Diocese of Lake Charles
Members of the Knights of Columbus Father Roach Council 3217 in Dickinson, Texas are grateful for being spared the destructive wrath of Hurricane Laura that made landfall in Louisiana in late August.
“When Hurricane Laura missed us and headed to Lake Charles, we breathed a sigh of relief,” said Michael Dunn, financial secretary for the KC Council at the Shrine of the True Cross Catholic Church. At the same time, the Knights knew they couldn’t just turn away from their neighbors to the East.
It was almost three years ago to the day that Hurricane Harvey wreaked havoc in 2017 after making landfall along the Texas coast near Port Aransas on August 25. Dickinson was among the hardest hit areas impacted by catastrophic flooding.
“We knew we needed to do something, especially having been on the receiving end of a lot of help from people in Louisiana,” Dunn said.
The Knights not only reached out in the aftermath of Laura, but again when Hurricane Delta slammed the devastated region just six weeks later in October.
Dunn credits Anthony and Aimee Clements and their five children — who were honored as the Texas State Council Family of the Year after Hurricane Harvey — for spearheading the Hurricane Laura and Delta Recovery Effort.
“This project literally started at our officers’ meeting on September 3 when Tony mentioned that his family decided they wanted to do something to help victims of Hurricane Laura,” explained Dunn. “He said if anyone wanted to join them, they were driving over on September 6.”
That simple invitation was all it took. The project would eventually add up to nearly 50 volunteers ranging in ages 9 to 72 for a total of 2,000 hours of community service spanning seven trips. Knights of Columbus representatives in the Diocese of Lake Charles directed members of Council 3217 to people and areas most in need of assistance.
“That first weekend, about 17 people drove over on Sunday and another 15 went on Labor Day, and things evolved from there,” Dunn said. Additional trips included September 13, 14, 20, October 5 and 18.
Volunteers for each trip met at 5 a.m. at the Shrine of the True Cross and caravanned over with food, water, chainsaws, ladders, tools, generators, two to three trailers carrying front-end loading tractors, garden-style tractors, and a backhoe.

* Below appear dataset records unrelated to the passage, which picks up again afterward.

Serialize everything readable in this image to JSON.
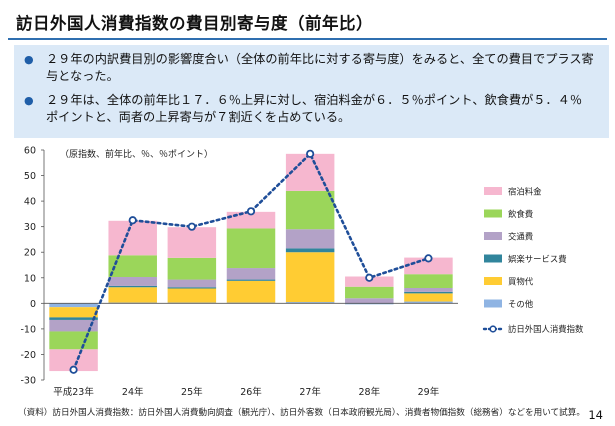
{
  "slide": {
    "title": "訪日外国人消費指数の費目別寄与度（前年比）",
    "bullets": [
      "２９年の内訳費目別の影響度合い（全体の前年比に対する寄与度）をみると、全ての費目でプラス寄与となった。",
      "２９年は、全体の前年比１７．６％上昇に対し、宿泊料金が６．５％ポイント、飲食費が５．４％ポイントと、両者の上昇寄与が７割近くを占めている。"
    ],
    "source_note": "（資料）訪日外国人消費指数：訪日外国人消費動向調査（観光庁）、訪日外客数（日本政府観光局）、消費者物価指数（総務省）などを用いて試算。",
    "page_number": "14",
    "bullet_color": "#1f5ea8",
    "rule_color": "#2f6fb0"
  },
  "chart_data": {
    "type": "bar",
    "stacked": true,
    "unit_note": "（原指数、前年比、％、％ポイント）",
    "categories": [
      "平成23年",
      "24年",
      "25年",
      "26年",
      "27年",
      "28年",
      "29年"
    ],
    "ylim": [
      -30,
      60
    ],
    "yticks": [
      -30,
      -20,
      -10,
      0,
      10,
      20,
      30,
      40,
      50,
      60
    ],
    "series": [
      {
        "name": "その他",
        "color": "#8fb4e3",
        "values": [
          -1.5,
          0.3,
          0.3,
          0.3,
          0.5,
          -0.4,
          0.7
        ]
      },
      {
        "name": "買物代",
        "color": "#ffcc33",
        "values": [
          -4.0,
          6.0,
          5.5,
          8.5,
          19.5,
          0.0,
          3.2
        ]
      },
      {
        "name": "娯楽サービス費",
        "color": "#31859c",
        "values": [
          -1.0,
          0.5,
          0.5,
          0.5,
          1.5,
          0.0,
          0.6
        ]
      },
      {
        "name": "交通費",
        "color": "#b3a2c7",
        "values": [
          -4.5,
          3.5,
          3.0,
          4.5,
          7.5,
          2.0,
          1.5
        ]
      },
      {
        "name": "飲食費",
        "color": "#9bd65a",
        "values": [
          -7.0,
          8.5,
          8.5,
          15.5,
          15.0,
          4.5,
          5.4
        ]
      },
      {
        "name": "宿泊料金",
        "color": "#f6b7cf",
        "values": [
          -8.5,
          13.5,
          12.0,
          6.5,
          14.5,
          4.0,
          6.5
        ]
      }
    ],
    "line": {
      "name": "訪日外国人消費指数",
      "color": "#1f4e99",
      "values": [
        -26.0,
        32.5,
        30.0,
        36.0,
        58.5,
        10.0,
        17.6
      ]
    },
    "legend_position": "right",
    "grid": false
  }
}
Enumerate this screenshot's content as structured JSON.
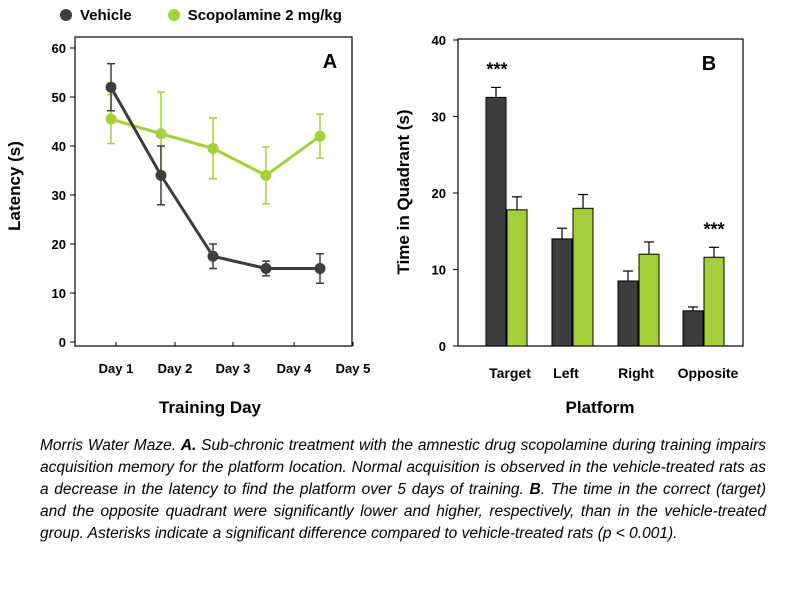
{
  "legend": {
    "series1": "Vehicle",
    "series2": "Scopolamine 2 mg/kg"
  },
  "colors": {
    "vehicle": "#3d3d3d",
    "scopolamine": "#a6cf3a"
  },
  "chart_data": [
    {
      "type": "line",
      "panel_label": "A",
      "xlabel": "Training Day",
      "ylabel": "Latency (s)",
      "ylim": [
        0,
        60
      ],
      "yticks": [
        0,
        10,
        20,
        30,
        40,
        50,
        60
      ],
      "categories": [
        "Day  1",
        "Day 2",
        "Day 3",
        "Day 4",
        "Day 5"
      ],
      "grid": false,
      "series": [
        {
          "name": "Vehicle",
          "values": [
            52,
            34,
            17.5,
            15,
            15
          ],
          "errors": [
            4.8,
            6,
            2.5,
            1.5,
            3
          ]
        },
        {
          "name": "Scopolamine 2 mg/kg",
          "values": [
            45.5,
            42.5,
            39.5,
            34,
            42
          ],
          "errors": [
            5,
            8.5,
            6.2,
            5.8,
            4.5
          ]
        }
      ]
    },
    {
      "type": "bar",
      "panel_label": "B",
      "xlabel": "Platform",
      "ylabel": "Time in Quadrant (s)",
      "ylim": [
        0,
        40
      ],
      "yticks": [
        0,
        10,
        20,
        30,
        40
      ],
      "categories": [
        "Target",
        "Left",
        "Right",
        "Opposite"
      ],
      "grid": false,
      "series": [
        {
          "name": "Vehicle",
          "values": [
            32.5,
            14,
            8.5,
            4.6
          ],
          "errors": [
            1.3,
            1.4,
            1.3,
            0.5
          ]
        },
        {
          "name": "Scopolamine 2 mg/kg",
          "values": [
            17.8,
            18,
            12,
            11.6
          ],
          "errors": [
            1.7,
            1.8,
            1.6,
            1.3
          ]
        }
      ],
      "annotations": [
        {
          "category": "Target",
          "text": "***"
        },
        {
          "category": "Opposite",
          "text": "***"
        }
      ]
    }
  ],
  "caption": {
    "lead": "Morris Water Maze. ",
    "a_label": "A.",
    "a_text": " Sub-chronic treatment with the amnestic drug scopolamine during training impairs acquisition memory for the platform location. Normal acquisition is observed in the vehicle-treated rats as a decrease in the latency to find the platform over 5 days of training. ",
    "b_label": "B",
    "b_text": ". The time in the correct (target) and the opposite quadrant were significantly lower and higher, respectively, than in the vehicle-treated group. Asterisks indicate a significant difference compared to vehicle-treated rats (p < 0.001)."
  }
}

Dunn said Auxiliary Bishop George Sheltz granted the Knights permission to borrow some equipment from the Catholic Cemetery noting the people from Louisiana were so helpful to the Archdiocese of Galveston-Houston after Harvey, he wanted to do whatever was necessary to aid in the relief efforts.

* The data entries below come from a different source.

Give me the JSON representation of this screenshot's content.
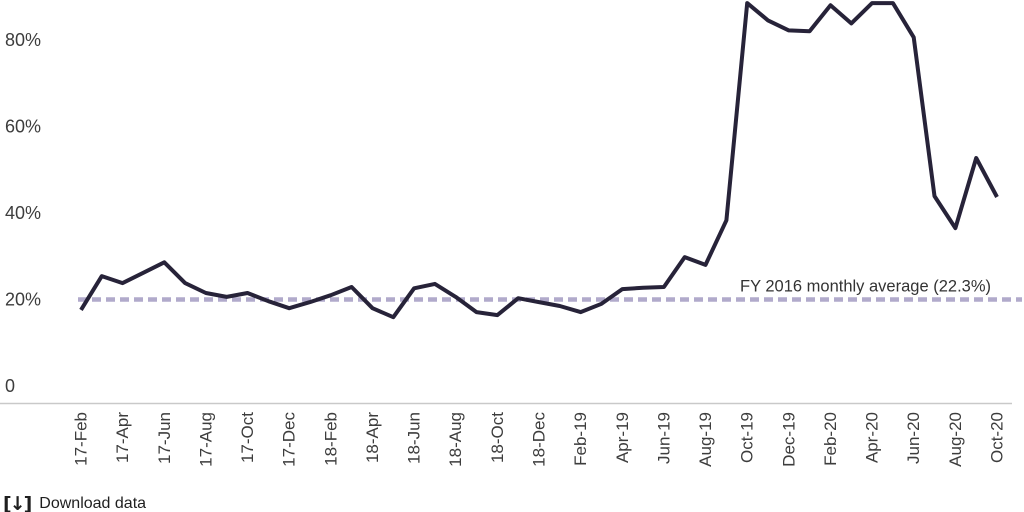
{
  "chart_data": {
    "type": "line",
    "title": "",
    "unit": "%",
    "categories": [
      "17-Feb",
      "17-Mar",
      "17-Apr",
      "17-May",
      "17-Jun",
      "17-Jul",
      "17-Aug",
      "17-Sep",
      "17-Oct",
      "17-Nov",
      "17-Dec",
      "18-Jan",
      "18-Feb",
      "18-Mar",
      "18-Apr",
      "18-May",
      "18-Jun",
      "18-Jul",
      "18-Aug",
      "18-Sep",
      "18-Oct",
      "18-Nov",
      "18-Dec",
      "Jan-19",
      "Feb-19",
      "Mar-19",
      "Apr-19",
      "May-19",
      "Jun-19",
      "Jul-19",
      "Aug-19",
      "Sep-19",
      "Oct-19",
      "Nov-19",
      "Dec-19",
      "Jan-20",
      "Feb-20",
      "Mar-20",
      "Apr-20",
      "May-20",
      "Jun-20",
      "Jul-20",
      "Aug-20",
      "Sep-20",
      "Oct-20"
    ],
    "series": [
      {
        "name": "",
        "values": [
          19.9,
          27.7,
          26.1,
          28.5,
          30.9,
          26.1,
          23.8,
          22.9,
          23.8,
          21.9,
          20.3,
          21.7,
          23.3,
          25.2,
          20.3,
          18.2,
          24.9,
          25.9,
          22.9,
          19.4,
          18.7,
          22.6,
          21.7,
          20.8,
          19.4,
          21.3,
          24.7,
          25.0,
          25.2,
          32.1,
          30.3,
          40.6,
          90.8,
          86.8,
          84.5,
          84.3,
          90.3,
          86.1,
          90.8,
          90.8,
          82.9,
          46.2,
          38.8,
          55.0,
          46.0
        ]
      }
    ],
    "x_tick_labels": [
      "17-Feb",
      "17-Apr",
      "17-Jun",
      "17-Aug",
      "17-Oct",
      "17-Dec",
      "18-Feb",
      "18-Apr",
      "18-Jun",
      "18-Aug",
      "18-Oct",
      "18-Dec",
      "Feb-19",
      "Apr-19",
      "Jun-19",
      "Aug-19",
      "Oct-19",
      "Dec-19",
      "Feb-20",
      "Apr-20",
      "Jun-20",
      "Aug-20",
      "Oct-20"
    ],
    "x_tick_every": 2,
    "y_axis": {
      "ticks": [
        {
          "label": "80%",
          "value": 80
        },
        {
          "label": "60%",
          "value": 60
        },
        {
          "label": "40%",
          "value": 40
        },
        {
          "label": "20%",
          "value": 20
        },
        {
          "label": "0",
          "value": 0
        }
      ],
      "range": [
        0,
        92
      ]
    },
    "reference_line": {
      "label": "FY 2016 monthly average (22.3%)",
      "value": 22.3
    },
    "legend": "none",
    "grid": "off",
    "colors": {
      "series_line": "#272339",
      "reference_line": "#b1aacb",
      "axis_line": "#c9c9c9",
      "tick_text": "#3d3d3d",
      "annotation_text": "#333333"
    }
  },
  "footer": {
    "download_icon": "[↓]",
    "download_label": "Download data"
  }
}
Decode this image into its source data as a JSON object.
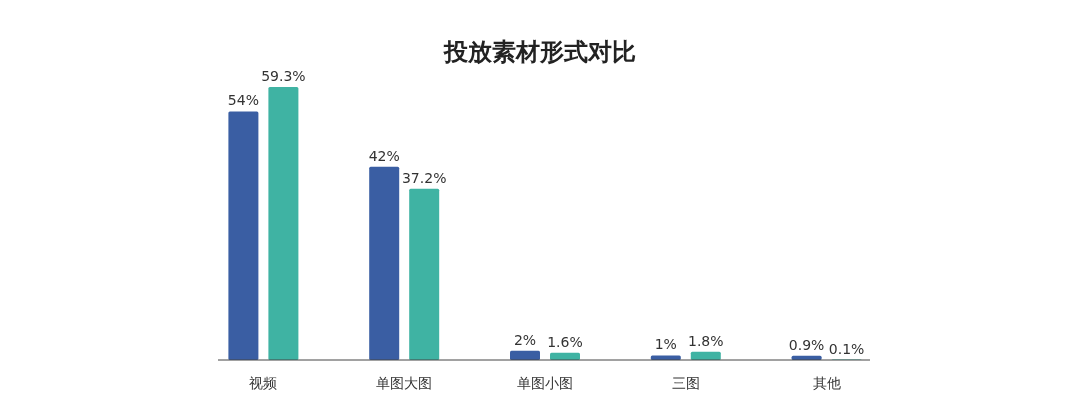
{
  "chart_data": {
    "type": "bar",
    "title": "投放素材形式对比",
    "categories": [
      "视频",
      "单图大图",
      "单图小图",
      "三图",
      "其他"
    ],
    "series": [
      {
        "color": "#3a5ea3",
        "values": [
          54,
          42,
          2,
          1,
          0.9
        ],
        "value_labels": [
          "54%",
          "42%",
          "2%",
          "1%",
          "0.9%"
        ]
      },
      {
        "color": "#3fb3a3",
        "values": [
          59.3,
          37.2,
          1.6,
          1.8,
          0.1
        ],
        "value_labels": [
          "59.3%",
          "37.2%",
          "1.6%",
          "1.8%",
          "0.1%"
        ]
      }
    ]
  }
}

The Shrine of the True Cross pastor showed his support by giving a blessing to the volunteers before each trip.
“Father (Larry) Wilson met us in the parking lot before we left each time and would be waiting for us when we returned around 6-7 in the evening,” said Dunn.
Every seven-hour round trip involved clearing yards of downed trees or, in some cases, cutting down trees that were severely damaged.
“We cut up all the lumber and moved it out near the street to be picked up. We did the heavy lifting necessary to get the yards cleaned up,” Dunn said. “We worked in the yards of five homes throughout the project. Most of the homes belonged to senior citizens who were so appreciative of everything we were doing. Even though we brought our own food for lunch, a couple of the residents ordered pizzas for us.”
After seven trips of manpower and more than two months of collecting donations from members, parishioners and the community, a group of Knights and their families drove to Lake Charles one last time on November 15 to present a check for $12,500. These funds are in addition to the nearly $5,600 the Council had paid for project expenses, bringing the total donated for hurricane relief to just over $18,000.
Charles Marcantel, Grand Knight for KC Council 1207 at the Cathedral of the Immaculate Conception, said Dunn called to let him know a group of Knights and their families wanted to drive over to bring the donation along with supplies, and they also wanted to attend Mass.
“I invited him to the 9:30 a.m. Mass since that is the one usually celebrated by Bishop Provost. They were very excited to hear that,” said Marcantel, who recognized the hurricane relief project as a silver lining amid the darkest clouds.
“Council 3217 has proven what Christian love is all about,” Marcantel said. “I told our Knights not to forget this. There are going to be people in need somewhere else in the future that we will need to stand up and go help.”